Story
Both Youtube and Tiktok are becoming more and more popular. This means that more and more people will like to record and upload videos on the Internet. However, when recording video, you always need to manually move the device to adjust the correct angle. So why can't we use a more convenient way?
We can create a webcam that tracks your face, moves automatically
No matter where your face is, it will follow your face.Its smart.
I'm in the early stages of exploring it, and there isn't much in the way of actual construction yet, just ideas about functionality. Of course, I'm doing some experimenting
Hardware
This project is pretty straightforward with hardware:
- 2 Servos (such as MG996)
- Arduino Nano
- Logitech 720p webcam
- 3D printed gimbal parts
I didn't iterate and perfect them - I'm sure there are improvements to be made to these.
Software
I used python, OBS Studio and openCV to allow the camera to track the face and send the video to a video call
- Python monitors video from a webcam.
- Use OBS studio to create a virtual webcam. Ensure video can be transferred to zoom, WebEx, etc. It took a few tries, but after using the installer multiple times, I was able to create a "dummy" webcam that my python code could send images to. Just select the virtual camera source in Zoom.

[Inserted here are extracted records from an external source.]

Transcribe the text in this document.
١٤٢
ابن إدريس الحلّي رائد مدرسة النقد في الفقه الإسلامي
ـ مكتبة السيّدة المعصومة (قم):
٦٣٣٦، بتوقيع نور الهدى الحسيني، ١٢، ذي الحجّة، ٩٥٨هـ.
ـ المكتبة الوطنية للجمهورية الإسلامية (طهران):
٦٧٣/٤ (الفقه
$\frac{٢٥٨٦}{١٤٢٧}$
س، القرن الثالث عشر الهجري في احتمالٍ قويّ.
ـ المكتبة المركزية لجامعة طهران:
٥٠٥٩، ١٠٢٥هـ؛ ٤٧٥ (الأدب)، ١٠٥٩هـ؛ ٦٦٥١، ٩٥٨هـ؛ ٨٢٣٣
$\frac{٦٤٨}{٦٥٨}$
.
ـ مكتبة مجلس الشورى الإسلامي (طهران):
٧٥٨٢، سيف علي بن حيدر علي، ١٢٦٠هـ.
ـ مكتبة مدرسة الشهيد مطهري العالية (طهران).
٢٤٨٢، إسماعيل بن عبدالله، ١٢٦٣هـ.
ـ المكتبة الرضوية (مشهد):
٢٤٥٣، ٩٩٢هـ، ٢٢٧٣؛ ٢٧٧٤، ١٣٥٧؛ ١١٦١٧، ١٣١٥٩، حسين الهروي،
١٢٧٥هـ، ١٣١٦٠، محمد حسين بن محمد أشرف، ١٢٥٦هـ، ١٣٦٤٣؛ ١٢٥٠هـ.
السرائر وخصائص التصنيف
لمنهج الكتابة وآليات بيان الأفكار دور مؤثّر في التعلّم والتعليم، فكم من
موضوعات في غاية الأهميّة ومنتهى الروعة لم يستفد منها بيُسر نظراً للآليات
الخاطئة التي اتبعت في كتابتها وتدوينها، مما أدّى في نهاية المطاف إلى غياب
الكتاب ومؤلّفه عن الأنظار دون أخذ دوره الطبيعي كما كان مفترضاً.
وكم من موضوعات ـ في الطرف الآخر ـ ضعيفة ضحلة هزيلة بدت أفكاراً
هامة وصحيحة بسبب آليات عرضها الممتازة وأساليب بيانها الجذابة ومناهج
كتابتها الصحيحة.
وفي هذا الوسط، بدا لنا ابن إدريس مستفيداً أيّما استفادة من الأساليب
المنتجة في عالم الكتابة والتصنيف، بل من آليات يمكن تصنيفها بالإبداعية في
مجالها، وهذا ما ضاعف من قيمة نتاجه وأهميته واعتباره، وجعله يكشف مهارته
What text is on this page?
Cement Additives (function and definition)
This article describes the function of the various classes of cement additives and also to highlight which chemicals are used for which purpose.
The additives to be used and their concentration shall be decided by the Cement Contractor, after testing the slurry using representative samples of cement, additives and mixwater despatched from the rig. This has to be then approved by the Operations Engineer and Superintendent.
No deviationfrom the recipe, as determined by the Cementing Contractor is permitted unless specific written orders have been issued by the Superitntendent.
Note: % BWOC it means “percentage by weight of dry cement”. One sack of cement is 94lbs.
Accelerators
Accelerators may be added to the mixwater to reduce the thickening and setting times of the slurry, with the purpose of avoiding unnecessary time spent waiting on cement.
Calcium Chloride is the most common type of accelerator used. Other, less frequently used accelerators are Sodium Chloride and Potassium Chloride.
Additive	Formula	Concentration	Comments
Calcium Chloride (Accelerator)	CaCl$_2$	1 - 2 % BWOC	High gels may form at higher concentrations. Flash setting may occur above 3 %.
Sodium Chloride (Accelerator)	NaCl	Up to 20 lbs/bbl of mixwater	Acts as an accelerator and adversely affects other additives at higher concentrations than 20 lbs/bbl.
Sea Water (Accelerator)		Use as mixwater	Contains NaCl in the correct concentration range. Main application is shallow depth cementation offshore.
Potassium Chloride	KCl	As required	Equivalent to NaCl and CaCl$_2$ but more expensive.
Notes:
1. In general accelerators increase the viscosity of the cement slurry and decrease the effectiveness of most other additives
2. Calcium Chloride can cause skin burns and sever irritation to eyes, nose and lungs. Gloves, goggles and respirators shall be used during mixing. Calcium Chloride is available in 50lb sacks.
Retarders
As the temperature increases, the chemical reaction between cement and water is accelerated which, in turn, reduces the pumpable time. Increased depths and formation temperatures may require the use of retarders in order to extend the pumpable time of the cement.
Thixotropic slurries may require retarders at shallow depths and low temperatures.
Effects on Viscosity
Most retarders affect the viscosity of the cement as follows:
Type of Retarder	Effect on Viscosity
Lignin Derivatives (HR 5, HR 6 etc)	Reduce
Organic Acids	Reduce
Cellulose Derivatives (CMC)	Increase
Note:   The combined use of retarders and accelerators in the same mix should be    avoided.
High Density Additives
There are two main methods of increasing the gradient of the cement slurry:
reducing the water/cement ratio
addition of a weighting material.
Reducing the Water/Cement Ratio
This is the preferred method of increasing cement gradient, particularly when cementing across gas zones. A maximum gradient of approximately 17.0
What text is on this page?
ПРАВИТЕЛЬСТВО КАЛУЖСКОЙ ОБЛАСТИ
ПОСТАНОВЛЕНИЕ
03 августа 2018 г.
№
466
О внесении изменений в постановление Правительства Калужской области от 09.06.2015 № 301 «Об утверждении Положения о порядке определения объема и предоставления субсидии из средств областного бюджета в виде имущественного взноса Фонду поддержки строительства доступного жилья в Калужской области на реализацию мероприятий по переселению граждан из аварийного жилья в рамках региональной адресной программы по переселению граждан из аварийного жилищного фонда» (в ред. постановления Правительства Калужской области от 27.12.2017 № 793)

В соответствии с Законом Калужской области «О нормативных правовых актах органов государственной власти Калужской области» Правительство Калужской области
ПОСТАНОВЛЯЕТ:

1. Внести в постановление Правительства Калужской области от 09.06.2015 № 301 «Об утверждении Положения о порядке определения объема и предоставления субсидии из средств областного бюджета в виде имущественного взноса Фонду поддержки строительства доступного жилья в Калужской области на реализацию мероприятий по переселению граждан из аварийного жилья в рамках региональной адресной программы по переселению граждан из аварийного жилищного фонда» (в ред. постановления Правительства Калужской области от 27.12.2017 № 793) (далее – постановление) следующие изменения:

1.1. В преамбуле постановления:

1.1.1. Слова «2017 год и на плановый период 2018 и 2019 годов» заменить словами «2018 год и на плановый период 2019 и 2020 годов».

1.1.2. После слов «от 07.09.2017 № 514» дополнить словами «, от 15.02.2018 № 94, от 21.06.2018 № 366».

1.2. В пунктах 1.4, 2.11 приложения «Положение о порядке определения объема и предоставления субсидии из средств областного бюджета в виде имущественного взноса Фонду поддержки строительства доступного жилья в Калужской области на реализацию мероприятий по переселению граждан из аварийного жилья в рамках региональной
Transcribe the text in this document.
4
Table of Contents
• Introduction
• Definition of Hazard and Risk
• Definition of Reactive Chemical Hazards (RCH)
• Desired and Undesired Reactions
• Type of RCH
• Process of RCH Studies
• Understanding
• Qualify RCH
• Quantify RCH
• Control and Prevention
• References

- Use OpenCV to track faces in videos, it has built-in face tracking capabilities. I also implemented tracking of my headphones (the headphones have bright blue bars that are great for tracking) and aruco tags (similar to QR codes).
Track faces
To track my face reliably, I had to implement multiple steps of tracking:
1. Front-face tracking
1.1 Python variable primary_cascade
2. If 1 doesn't find a face, check with a different front-face tracking algorithm
2.1 Python variable secondary_cascade
3. If 2 fails, try looking for a face in profile (from the side)
3.1 Python variable tertiary_cascade
Now:
1. If the face is in the deadband (center rectangle of the screen) do nothing.
1.1 This prevents the camera from moving every time my head moves an inch
2. If not in the deadband, move towards it
2.1 I do a lot of filtering here. I implemented a crude PID system with "velocity" averaging
3. If no face was found, but one was found recently, keep moving in the direction the camera was already moving
3.1 The problem: Whenever I walk too quickly out of frame, it usually caught me as I started moving but then it lost me. This makes it a tricky control loop problem to solve - if your controller is too far off of the real value, no more measurements can be taken.
3.2 The solution: I implemented a "momentum" value so that the camera proceeds in the direction the last face was seen. This momentum lasts for 1.5 seconds after a face was seen.
Sometimes, no face is seen for a while, and the camera is staring at the ceiling (very unhelpful). I implemented a timeout so that if after 7 seconds a face has not been seen, the camera turns back to center (it's power up default). This sometimes helps it find my face again, if I'm somewhere near the middle of the room.